Mevcut yılın 31 Aralık günü sona ermesi, tamamen takvim sisteminin nasıl tanımlandığıyla ilgilidir. Yani bu tarih “doğal bir zorunluluk” değil; insanların zaman ölçme biçiminin, hatta egolarının, batıl inançlarının bir sonucudur.

Aşağıdaki bilgiler konuya açıklık getiriyor:

📅 Miladi Takvim (Gregoryen Takvimi)

Bugün dünyanın büyük bir kısmı Gregoryen takvimini kullanıyor.
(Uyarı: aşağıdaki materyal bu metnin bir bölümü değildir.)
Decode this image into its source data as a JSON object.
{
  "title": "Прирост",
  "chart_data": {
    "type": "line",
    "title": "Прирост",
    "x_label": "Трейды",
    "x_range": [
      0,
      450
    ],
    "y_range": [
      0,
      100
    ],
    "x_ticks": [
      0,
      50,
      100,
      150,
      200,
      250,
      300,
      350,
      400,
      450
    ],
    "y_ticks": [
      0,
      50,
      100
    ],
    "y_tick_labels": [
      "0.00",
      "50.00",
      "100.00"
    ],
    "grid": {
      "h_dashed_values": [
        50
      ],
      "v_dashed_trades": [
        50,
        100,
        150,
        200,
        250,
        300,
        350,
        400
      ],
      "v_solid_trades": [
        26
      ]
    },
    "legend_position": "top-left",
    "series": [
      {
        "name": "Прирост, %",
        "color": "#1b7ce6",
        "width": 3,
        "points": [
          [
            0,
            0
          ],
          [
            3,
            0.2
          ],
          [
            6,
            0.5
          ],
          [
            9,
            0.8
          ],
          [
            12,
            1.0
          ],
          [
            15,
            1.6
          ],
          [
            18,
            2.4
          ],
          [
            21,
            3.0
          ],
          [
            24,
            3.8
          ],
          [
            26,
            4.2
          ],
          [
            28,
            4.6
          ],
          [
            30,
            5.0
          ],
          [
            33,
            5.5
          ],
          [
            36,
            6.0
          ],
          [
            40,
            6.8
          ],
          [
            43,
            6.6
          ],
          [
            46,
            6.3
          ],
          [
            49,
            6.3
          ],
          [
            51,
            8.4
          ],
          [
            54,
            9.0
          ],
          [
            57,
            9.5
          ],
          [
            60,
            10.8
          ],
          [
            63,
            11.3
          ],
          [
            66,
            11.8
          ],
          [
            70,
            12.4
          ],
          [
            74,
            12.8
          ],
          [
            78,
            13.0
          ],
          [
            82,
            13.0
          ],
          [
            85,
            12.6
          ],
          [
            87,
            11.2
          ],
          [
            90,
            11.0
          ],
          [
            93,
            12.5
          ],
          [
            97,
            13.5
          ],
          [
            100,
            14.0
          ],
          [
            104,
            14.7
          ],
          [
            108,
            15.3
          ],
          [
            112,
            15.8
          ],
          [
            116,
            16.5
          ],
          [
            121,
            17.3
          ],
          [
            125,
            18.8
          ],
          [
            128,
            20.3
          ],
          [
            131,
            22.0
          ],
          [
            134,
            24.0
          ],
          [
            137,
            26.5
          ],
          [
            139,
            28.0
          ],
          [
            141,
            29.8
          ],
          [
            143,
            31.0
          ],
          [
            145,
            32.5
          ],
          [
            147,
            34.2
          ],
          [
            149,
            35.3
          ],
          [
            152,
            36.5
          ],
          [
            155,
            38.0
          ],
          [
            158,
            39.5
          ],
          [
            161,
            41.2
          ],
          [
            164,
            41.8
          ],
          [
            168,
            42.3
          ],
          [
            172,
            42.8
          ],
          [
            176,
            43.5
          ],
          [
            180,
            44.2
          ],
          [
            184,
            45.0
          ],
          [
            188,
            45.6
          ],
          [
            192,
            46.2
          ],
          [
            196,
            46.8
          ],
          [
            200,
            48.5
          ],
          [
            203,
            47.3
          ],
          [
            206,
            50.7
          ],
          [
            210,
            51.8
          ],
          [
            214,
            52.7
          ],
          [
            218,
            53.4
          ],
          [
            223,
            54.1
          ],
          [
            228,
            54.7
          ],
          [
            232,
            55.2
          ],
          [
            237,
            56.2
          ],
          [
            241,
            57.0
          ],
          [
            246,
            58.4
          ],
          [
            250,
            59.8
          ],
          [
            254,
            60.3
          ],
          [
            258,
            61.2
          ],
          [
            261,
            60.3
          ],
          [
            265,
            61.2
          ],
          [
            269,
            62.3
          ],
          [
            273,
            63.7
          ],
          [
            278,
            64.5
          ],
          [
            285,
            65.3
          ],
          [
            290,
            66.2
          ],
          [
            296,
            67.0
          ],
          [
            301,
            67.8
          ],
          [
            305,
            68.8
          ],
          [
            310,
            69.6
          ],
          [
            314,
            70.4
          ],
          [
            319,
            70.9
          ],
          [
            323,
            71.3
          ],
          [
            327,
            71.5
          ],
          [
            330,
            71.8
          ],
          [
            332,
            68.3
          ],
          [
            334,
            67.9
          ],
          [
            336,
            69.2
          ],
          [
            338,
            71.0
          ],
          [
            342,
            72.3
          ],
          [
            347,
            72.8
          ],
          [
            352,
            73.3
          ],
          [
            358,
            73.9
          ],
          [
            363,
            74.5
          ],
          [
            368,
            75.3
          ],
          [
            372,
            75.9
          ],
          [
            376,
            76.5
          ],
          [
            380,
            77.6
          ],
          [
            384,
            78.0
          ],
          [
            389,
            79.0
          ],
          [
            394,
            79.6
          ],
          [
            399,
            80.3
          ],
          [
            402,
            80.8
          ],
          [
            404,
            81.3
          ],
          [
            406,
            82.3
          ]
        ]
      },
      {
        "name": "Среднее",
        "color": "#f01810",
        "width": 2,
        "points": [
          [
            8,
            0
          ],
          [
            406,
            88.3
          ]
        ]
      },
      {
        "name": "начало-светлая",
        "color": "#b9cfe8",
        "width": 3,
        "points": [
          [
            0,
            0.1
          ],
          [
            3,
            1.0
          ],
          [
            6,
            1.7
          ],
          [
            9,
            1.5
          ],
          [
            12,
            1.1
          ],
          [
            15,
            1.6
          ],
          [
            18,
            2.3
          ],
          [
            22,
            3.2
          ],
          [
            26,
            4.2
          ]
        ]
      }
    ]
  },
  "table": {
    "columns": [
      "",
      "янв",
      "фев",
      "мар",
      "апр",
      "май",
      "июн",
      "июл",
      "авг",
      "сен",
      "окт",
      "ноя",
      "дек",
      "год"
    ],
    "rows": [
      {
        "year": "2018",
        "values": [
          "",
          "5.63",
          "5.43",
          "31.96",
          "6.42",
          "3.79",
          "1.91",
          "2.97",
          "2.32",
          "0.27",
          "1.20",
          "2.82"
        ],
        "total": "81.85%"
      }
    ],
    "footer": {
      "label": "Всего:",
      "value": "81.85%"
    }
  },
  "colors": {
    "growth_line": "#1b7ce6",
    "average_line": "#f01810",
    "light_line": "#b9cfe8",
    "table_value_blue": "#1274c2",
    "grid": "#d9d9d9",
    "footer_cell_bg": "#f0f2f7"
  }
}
Bu takvimde yıl, 1 Ocak’ta başlıyor ve 31 Aralık’ta sona eriyor.

Bu düzenleme, 1582 yılında, Papa XIII. Gregorius tarafından yapılmış bir reformla ortaya çıkmıştır.

🌍 Bir yılın uzunluğu dünya’nın güneş etrafındaki hareketine dayanıyor

Dünyanın güneş etrafındaki bir tam dönüşü yaklaşık 365,2422 gün sürüyor.
Takvimde bu 365 güne yuvarlanıyor; fazlalığı dengelemek için, 4 yılda bir artık yıl ekleniyor.

🕰️ Ayların uzunluğu ya da kısalığı tarihsel geleneklerden geliyor

Ayların 30 ya da 31 gün sürmesi, Şubat’ın daha da kısa olması gibi ayrıntılar tamamen Roma döneminden kalma kültürel ritüel ve tercihlerdir.

Yani 31 Aralık’ın yıl sonu olması, astronomik bir zorunluluktan çok, tarihsel bir alışkanlıktır.

Derinlemesine bakılacak olursa, Roma imparatorlarının kaprisleri bile işin içinde.

Roma takviminin bugünkü hâline gelmesinde gerçekten de imparator kaprisleri, politik rekabetler ve kişisel ego savaşları önemli rol oynamış. Bu yüzden, takvim tarihinin ciddi bir kısmı aslında “astronomi” değil, “insan doğası” tarafından belirlenmiş!

Roma Dönemindeki “Kaprisler” ve Takvime Etkileri

🎖️ Ayların isimleri imparatorların egolarına göre değiştirilmiş

- Quintilis, Julius Caesar’ın onuruna July (Julius) olarak değiştirilmiş.
- Augustus, Julius’tan geri kalmamak için, adını taşıyan ayın da 31 gün sürmesini istemiş.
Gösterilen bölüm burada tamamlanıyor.